A well put story. Though, as usual, I have some gripes. So, here we go...
The woman, Anthea, was also dreaming of the night’s adventures as she lay there.This was a particularly awkward sentence. You could have eliminated the "as she lay there" or begun the sentence with it and it would have made a far better flow.
Her day had been pretty horrible as it usually was for her. Being the boss of a fair sized employment agency was, for Anthea, a pretty harsh place to be.
I think you could have chosen a better reference to her position at work. I would have chosen "supervisor" or some other phrase to describe her position. If she owns the business she is the owner. Also, since when is being the boss a bad thing? Better to be the boss than an employee. This just didn't sit well.

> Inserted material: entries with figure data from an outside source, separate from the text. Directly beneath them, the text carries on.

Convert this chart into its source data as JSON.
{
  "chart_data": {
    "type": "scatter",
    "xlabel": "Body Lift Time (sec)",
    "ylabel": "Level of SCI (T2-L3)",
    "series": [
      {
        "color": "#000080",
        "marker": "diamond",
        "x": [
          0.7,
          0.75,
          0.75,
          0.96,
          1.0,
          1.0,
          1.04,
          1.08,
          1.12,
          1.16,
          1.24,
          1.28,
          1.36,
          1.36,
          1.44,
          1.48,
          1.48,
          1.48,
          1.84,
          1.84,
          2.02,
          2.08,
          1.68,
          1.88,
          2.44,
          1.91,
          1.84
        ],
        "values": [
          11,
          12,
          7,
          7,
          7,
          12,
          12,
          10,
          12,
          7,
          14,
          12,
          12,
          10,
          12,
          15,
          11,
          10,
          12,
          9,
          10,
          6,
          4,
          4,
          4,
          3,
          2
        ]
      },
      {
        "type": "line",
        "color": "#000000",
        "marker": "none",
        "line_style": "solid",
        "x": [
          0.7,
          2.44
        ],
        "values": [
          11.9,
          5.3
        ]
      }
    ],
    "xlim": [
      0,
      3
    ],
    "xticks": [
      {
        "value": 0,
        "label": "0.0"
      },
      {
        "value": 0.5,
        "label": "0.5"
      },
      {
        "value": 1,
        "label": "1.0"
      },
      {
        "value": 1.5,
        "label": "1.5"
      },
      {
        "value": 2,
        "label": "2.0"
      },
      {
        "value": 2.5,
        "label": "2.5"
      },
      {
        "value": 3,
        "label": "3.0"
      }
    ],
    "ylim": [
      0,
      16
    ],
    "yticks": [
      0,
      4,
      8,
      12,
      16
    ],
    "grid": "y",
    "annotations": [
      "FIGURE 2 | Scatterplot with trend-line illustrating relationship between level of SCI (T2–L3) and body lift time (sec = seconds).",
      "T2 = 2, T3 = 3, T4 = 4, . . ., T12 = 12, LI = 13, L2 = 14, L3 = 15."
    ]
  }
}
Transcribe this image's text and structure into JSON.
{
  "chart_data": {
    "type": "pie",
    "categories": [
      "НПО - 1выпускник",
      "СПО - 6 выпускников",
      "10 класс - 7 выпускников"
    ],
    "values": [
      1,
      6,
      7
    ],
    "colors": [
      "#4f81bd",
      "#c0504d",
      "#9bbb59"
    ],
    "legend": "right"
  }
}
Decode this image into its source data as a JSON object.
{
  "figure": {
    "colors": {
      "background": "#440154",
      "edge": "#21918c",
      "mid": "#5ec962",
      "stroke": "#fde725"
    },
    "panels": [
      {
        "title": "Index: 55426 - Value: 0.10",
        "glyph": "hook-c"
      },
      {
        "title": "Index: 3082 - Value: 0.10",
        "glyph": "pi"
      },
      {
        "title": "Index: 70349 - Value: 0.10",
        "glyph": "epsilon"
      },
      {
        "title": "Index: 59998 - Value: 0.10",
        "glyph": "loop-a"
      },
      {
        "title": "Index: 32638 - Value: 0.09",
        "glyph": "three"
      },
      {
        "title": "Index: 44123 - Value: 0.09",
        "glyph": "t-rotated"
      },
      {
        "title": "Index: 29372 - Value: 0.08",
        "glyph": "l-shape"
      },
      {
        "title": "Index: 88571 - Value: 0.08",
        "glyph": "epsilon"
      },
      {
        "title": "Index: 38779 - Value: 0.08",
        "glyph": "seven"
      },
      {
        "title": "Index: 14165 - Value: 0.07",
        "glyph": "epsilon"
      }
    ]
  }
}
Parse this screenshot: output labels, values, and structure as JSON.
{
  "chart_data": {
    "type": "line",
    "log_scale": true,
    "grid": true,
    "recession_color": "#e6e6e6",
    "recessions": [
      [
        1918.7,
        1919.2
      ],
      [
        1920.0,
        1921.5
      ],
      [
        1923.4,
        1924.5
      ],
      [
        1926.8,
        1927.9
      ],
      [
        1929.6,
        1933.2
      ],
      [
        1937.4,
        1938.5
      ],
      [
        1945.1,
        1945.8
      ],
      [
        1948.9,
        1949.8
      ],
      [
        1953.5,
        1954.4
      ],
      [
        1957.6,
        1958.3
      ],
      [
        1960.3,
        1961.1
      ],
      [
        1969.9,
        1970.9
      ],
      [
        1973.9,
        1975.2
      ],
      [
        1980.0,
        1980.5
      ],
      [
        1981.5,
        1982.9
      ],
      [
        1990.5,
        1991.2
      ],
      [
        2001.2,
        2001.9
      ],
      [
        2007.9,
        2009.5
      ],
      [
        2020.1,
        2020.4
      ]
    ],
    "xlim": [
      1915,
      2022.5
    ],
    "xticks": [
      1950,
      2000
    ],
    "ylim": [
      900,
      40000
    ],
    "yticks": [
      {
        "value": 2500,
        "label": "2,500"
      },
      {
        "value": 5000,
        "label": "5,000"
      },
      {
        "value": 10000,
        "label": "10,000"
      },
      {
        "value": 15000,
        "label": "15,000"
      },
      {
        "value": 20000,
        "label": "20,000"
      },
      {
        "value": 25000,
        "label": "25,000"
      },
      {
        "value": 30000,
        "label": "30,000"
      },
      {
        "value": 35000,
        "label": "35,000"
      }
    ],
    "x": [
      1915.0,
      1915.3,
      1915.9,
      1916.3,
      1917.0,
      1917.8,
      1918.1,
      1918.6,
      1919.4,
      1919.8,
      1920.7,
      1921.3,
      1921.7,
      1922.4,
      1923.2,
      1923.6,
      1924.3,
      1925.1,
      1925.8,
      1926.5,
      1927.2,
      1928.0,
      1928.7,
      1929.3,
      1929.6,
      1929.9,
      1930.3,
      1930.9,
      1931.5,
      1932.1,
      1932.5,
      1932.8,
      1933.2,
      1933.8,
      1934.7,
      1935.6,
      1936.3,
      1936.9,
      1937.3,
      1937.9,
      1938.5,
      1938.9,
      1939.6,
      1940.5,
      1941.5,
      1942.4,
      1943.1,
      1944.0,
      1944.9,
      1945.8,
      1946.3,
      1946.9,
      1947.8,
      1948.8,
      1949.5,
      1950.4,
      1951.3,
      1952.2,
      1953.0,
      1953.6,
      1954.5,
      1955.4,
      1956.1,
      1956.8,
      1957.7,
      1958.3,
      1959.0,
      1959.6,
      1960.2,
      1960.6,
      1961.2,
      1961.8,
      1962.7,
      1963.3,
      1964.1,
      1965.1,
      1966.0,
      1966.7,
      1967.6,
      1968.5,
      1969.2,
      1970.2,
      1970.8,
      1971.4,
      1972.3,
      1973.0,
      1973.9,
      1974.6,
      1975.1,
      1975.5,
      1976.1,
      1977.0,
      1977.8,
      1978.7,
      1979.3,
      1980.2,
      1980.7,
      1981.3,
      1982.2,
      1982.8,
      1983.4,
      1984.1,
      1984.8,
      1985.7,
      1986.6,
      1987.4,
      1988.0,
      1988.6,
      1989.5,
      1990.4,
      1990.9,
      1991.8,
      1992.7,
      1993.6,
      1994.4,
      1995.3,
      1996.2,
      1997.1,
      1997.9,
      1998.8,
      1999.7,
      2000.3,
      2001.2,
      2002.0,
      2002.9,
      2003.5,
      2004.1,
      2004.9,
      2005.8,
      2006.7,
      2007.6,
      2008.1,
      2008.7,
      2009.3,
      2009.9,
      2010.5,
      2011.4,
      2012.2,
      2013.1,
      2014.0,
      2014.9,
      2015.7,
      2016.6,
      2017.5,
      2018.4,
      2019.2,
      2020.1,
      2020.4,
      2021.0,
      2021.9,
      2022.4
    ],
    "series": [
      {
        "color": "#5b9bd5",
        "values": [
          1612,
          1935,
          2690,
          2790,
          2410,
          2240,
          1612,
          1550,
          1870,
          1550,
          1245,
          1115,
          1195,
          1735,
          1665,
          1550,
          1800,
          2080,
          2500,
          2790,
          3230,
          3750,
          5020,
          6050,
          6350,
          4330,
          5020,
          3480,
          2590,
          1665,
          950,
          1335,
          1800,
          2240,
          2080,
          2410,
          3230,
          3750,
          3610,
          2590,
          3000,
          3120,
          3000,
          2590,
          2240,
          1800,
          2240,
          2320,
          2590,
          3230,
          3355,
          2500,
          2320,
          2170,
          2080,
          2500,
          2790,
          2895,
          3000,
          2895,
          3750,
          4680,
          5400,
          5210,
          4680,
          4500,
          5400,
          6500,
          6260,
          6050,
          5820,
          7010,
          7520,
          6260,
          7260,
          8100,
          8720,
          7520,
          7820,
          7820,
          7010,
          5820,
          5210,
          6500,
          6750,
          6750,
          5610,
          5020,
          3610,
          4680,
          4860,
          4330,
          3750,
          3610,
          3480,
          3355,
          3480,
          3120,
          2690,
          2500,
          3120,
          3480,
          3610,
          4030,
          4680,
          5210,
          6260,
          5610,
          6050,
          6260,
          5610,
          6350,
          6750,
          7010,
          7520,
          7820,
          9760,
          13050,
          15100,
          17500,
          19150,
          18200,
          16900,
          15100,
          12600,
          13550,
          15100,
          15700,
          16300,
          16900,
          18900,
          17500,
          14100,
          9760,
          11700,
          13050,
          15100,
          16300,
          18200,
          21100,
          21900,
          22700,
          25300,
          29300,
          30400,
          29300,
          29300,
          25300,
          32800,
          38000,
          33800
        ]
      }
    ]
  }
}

The part in pink is because it's redundant. We know who you are talking about. The seperation sort of chops the flow.
The part in light blue was the most egregious part of the first paragraph. It references being the boss as being a place. Further, it was "pretty harsh". This is common parlance but has no place in narration.
She felt she needed to keep on top by being hard on everyone, letting no stone go unturned.
You reference two different things here; she stays on top by being hard on people - but stones are things. It's very akward.
Further down the story...
Anthea felt she was somehow slipping under some kind of spell. Once her blouse was open she let her hands fall once more and waited what seemed like an age for the next command she knew would come.
The second sentence was awkard and should have been modified into two sentences. Suggestion: "Once her blouse was open she let her hands fall. Time passed interminably slow as she waited for his next command."
Setting up anticipation is not the easiest of tasks. Providing short bursts of the mood you are wanting to convey tends to amplify your situation and bring it to the reader.
She resigned herself to the reality of what she was allowing herself to be put through as she felt her hands tied together with pristine white, cotton rope.
This may be just me but I don't understand what pristine white is. Sounds like a new color - like egg shell white or adobe white. Also, you tend to use "as" too often. You need to find more ways to express what is happening. I would actually offer things switched about for better flow too. Also, try to cut down on the words - think of ways to shorten what you are conveying. For instance: "As she felt her hands tied together, she resigned herself to the reality of what she was allowing."
She felt her arms stretched as the rope was pulled and she stood up as the strain on her wrists and arms was kept up until she found herself just ever so slightly on her toes.
This was not a great sentence. First of all, you went passive; "felt her arms stretched". Get rid of that. Make it immediate. Make it now. Make the reader feel the stretching.
This was also too long of a sentence. This should be in short bursts. This needs to be exciting and make the reader speed through to see her final position.
Suggestion: "The rope pulled tight, stretching her arms from her body. The ever tightening bondage pulled her to her feet, straining her arm's every sinew. She was left helpless, her toes barely scraping the floor below."
Okay, my suggestion isn't great. But the immediacy is there. Don't go passive when things heat up. Bring the reader into the action by making it now; not then. Once you have them into the moment they won't notice any mistakes because they will be there.
The very next paragraph does a complete switcheroo. It starts:
Striding slowly and purposefully Bruce passes in front of her and took a single tailed whip off a hook on the wall. Taking it in his hands he turned to look at her.
What I commented on, for the most part, was stylistic. This is a huge technical gaffe. The story is written in third person omniscient - past tense. Then it takes a huge swing towards current tense and then swings back to past. I don't have to say anything else about that. I am sure you caught it after you reread it.
Don't take this as a bad review. It's a good piece. My job is to pitch a fit about the things that can be improved, not to pat you on the back. Well, maybe one pat. It was a good read and you did a good job.
Now I must head back to the fiery pits from whence I came.